NIH Research Projects · FY 2025 · 2025-09

Alcohol use disorders is a complex polygenic disease. Cell-type specific data from medial prefrontal cortex (mPFC) from alcohol-dependent mice shows dysregulated gene co-expression networks and transcription factors. This proposal tests the hypothesis that genetic rescuing of dependence-dysregulated gene regulatory networks and co-expression modules will result in reversing escalated alcohol use.
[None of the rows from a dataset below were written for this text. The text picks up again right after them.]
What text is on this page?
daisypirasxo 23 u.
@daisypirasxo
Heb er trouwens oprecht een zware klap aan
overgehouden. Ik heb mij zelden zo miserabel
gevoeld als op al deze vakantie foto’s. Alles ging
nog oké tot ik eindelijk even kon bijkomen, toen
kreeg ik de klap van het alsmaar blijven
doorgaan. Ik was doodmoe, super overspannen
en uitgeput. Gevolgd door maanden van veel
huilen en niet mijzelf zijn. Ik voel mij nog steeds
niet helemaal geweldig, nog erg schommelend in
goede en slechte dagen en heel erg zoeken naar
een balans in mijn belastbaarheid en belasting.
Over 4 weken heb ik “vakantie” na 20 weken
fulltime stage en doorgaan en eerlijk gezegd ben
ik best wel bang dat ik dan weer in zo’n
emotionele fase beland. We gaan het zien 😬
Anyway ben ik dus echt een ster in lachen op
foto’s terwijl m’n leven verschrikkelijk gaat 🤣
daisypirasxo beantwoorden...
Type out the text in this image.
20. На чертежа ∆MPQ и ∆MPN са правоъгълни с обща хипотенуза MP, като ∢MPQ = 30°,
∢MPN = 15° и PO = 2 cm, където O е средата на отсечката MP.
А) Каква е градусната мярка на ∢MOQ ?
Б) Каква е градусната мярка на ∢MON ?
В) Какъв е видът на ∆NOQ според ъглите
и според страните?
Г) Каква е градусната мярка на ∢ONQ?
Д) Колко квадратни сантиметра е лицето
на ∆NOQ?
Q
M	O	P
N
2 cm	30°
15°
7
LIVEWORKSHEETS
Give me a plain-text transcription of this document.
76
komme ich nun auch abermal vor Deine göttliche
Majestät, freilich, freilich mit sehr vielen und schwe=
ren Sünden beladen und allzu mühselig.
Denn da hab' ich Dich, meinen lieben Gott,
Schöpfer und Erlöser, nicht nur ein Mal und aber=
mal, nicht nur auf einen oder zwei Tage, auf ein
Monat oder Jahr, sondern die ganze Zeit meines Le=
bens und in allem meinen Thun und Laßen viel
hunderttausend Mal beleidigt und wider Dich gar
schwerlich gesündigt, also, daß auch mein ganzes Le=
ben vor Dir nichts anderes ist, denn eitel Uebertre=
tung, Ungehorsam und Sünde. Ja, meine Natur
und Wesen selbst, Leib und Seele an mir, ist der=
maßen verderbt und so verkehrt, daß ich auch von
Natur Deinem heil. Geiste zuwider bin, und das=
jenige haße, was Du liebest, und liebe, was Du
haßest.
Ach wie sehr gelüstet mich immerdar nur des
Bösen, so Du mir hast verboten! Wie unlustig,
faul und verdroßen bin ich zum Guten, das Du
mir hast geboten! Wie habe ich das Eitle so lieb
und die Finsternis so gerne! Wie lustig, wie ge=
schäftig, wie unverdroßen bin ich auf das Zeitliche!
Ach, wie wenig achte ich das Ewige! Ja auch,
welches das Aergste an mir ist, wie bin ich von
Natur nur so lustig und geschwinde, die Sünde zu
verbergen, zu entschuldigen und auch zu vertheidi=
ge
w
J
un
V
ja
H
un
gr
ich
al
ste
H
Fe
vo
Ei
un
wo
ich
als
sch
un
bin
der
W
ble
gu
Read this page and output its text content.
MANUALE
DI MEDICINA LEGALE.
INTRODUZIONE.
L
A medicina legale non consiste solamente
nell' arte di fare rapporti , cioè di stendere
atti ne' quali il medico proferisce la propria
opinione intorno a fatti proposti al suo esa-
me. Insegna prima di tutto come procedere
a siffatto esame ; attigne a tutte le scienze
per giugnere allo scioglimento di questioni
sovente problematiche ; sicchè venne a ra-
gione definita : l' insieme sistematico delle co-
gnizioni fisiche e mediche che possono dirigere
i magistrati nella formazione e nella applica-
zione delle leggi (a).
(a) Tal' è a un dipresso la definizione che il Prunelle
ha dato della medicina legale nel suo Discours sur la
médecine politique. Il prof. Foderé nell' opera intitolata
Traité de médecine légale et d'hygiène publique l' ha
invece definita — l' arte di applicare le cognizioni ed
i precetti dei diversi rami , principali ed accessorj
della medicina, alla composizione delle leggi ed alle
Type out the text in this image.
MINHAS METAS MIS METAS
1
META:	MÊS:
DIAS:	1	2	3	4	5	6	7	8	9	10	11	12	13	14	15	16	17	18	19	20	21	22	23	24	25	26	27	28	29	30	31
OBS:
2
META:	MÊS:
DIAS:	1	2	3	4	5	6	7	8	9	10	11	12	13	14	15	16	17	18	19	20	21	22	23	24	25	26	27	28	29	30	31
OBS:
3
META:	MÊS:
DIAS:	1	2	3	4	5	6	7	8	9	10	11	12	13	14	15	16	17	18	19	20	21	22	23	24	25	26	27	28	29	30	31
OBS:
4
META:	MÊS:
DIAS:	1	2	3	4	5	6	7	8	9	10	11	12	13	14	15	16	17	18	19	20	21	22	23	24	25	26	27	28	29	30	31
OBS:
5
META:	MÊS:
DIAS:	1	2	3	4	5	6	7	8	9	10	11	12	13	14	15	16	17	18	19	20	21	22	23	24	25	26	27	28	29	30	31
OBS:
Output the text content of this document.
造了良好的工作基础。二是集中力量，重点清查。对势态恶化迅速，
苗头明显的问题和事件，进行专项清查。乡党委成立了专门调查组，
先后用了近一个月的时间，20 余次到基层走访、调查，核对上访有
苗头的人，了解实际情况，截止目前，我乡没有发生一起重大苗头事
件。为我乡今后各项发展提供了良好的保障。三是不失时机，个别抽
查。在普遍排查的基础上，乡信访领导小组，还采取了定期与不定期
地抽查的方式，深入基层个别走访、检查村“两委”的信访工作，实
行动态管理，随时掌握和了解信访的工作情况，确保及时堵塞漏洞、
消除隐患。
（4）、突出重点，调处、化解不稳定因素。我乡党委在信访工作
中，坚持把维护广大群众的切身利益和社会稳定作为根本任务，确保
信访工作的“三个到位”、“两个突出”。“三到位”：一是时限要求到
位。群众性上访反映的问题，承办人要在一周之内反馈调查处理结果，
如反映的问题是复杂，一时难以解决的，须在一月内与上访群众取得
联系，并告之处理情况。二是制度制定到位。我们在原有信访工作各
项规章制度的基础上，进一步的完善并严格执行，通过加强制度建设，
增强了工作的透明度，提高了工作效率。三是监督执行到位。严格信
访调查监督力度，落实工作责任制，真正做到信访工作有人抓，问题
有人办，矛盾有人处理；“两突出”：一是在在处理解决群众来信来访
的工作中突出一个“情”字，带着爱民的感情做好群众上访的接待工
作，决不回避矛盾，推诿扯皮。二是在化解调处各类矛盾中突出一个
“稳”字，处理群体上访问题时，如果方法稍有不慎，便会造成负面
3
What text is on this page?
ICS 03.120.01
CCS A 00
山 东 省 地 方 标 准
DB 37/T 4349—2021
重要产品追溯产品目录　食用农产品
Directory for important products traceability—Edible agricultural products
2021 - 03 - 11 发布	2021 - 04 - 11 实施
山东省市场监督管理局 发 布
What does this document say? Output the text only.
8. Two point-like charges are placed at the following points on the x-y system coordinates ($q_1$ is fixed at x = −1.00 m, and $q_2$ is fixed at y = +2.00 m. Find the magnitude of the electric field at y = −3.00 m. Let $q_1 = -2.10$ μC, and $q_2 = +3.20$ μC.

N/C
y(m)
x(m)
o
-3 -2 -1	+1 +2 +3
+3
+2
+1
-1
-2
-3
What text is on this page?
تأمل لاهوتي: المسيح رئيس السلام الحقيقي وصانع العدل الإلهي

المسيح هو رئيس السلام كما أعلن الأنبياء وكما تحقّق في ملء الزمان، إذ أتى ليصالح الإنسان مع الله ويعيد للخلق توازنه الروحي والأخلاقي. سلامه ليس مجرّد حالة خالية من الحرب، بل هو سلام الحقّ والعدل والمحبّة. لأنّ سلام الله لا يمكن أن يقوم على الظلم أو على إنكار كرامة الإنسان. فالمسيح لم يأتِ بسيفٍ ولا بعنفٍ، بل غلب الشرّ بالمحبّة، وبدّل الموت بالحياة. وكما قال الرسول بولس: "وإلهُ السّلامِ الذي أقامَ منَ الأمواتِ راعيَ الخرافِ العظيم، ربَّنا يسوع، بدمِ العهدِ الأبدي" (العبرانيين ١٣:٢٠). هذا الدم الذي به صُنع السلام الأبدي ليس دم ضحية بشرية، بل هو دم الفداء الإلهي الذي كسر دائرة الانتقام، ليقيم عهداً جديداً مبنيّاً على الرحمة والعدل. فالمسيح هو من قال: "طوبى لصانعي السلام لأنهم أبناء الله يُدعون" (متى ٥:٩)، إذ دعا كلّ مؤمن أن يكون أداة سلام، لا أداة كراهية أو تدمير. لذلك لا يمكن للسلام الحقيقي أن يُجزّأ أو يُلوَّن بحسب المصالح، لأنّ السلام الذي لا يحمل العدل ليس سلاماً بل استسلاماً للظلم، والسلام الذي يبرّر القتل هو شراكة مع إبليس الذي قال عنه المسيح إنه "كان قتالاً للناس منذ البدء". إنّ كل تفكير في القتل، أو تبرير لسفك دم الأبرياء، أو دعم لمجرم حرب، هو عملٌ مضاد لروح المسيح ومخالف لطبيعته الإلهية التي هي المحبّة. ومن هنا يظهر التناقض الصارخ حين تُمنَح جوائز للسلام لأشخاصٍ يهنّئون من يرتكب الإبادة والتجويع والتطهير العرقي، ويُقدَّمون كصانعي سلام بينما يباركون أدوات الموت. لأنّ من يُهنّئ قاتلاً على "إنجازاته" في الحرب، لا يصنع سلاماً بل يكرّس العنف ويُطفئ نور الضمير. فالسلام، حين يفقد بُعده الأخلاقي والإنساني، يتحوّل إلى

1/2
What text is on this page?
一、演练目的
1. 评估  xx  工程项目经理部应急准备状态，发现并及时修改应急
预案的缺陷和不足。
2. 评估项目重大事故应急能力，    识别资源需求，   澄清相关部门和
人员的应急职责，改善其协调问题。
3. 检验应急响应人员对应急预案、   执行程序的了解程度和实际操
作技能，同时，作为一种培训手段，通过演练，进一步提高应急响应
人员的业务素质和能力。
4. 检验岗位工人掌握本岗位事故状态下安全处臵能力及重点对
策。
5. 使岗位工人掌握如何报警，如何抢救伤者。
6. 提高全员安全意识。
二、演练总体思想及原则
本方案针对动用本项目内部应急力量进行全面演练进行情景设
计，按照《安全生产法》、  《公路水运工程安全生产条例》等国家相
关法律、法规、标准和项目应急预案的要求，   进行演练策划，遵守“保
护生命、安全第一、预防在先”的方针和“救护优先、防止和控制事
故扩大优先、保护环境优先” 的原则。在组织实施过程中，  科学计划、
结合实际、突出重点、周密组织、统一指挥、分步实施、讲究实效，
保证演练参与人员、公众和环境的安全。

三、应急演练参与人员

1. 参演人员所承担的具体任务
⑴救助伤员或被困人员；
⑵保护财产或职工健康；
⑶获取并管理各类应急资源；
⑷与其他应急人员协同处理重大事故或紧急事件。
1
The proposal tests this hypothesis in three specific aims: Aim 1 (K99): To test the effect of genetic rescuing an astrocytic dependence-upregulated gene co-expression module on escalated alcohol drinking through performing parallel perturbations of the top connected hub genes of the module. This aim will assess the contribution of gene co-expression modules to alcohol drinking phenotype; Aim 2 (K99): To identify cell-type specific dependence-dysregulated chromatin accessibility and gene regulatory networks. This aim will allow for the (a) construction of cell type-specific gene regulatory networks through connecting cell type-specific chromatin accessibility to gene expression data in alcohol-dependent and control samples, allowing for the identification of alcohol-dysregulated gene regulatory networks, Aim3 (R00): To reverse alcohol escalation through rescuing alcohol-dysregulated gene regulatory networks. This aim performs global non cell-type specific perturbation of a set of transcription factors in alcohol-dependent mice followed by characterization of the resulting changes in alcohol-drinking phenotypes. Dr. Nihal Salem’s goal is to be an independent researcher in the field of alcohol research and to develop a research program that spans genomics, bioinformatics, and functional studies linking transcriptomics to alcohol drinking phenotypes. This proposal outlines a research and training plan to provide Dr. Salem with two years of mentored postdoctoral training and three years of support to start her independent research direction.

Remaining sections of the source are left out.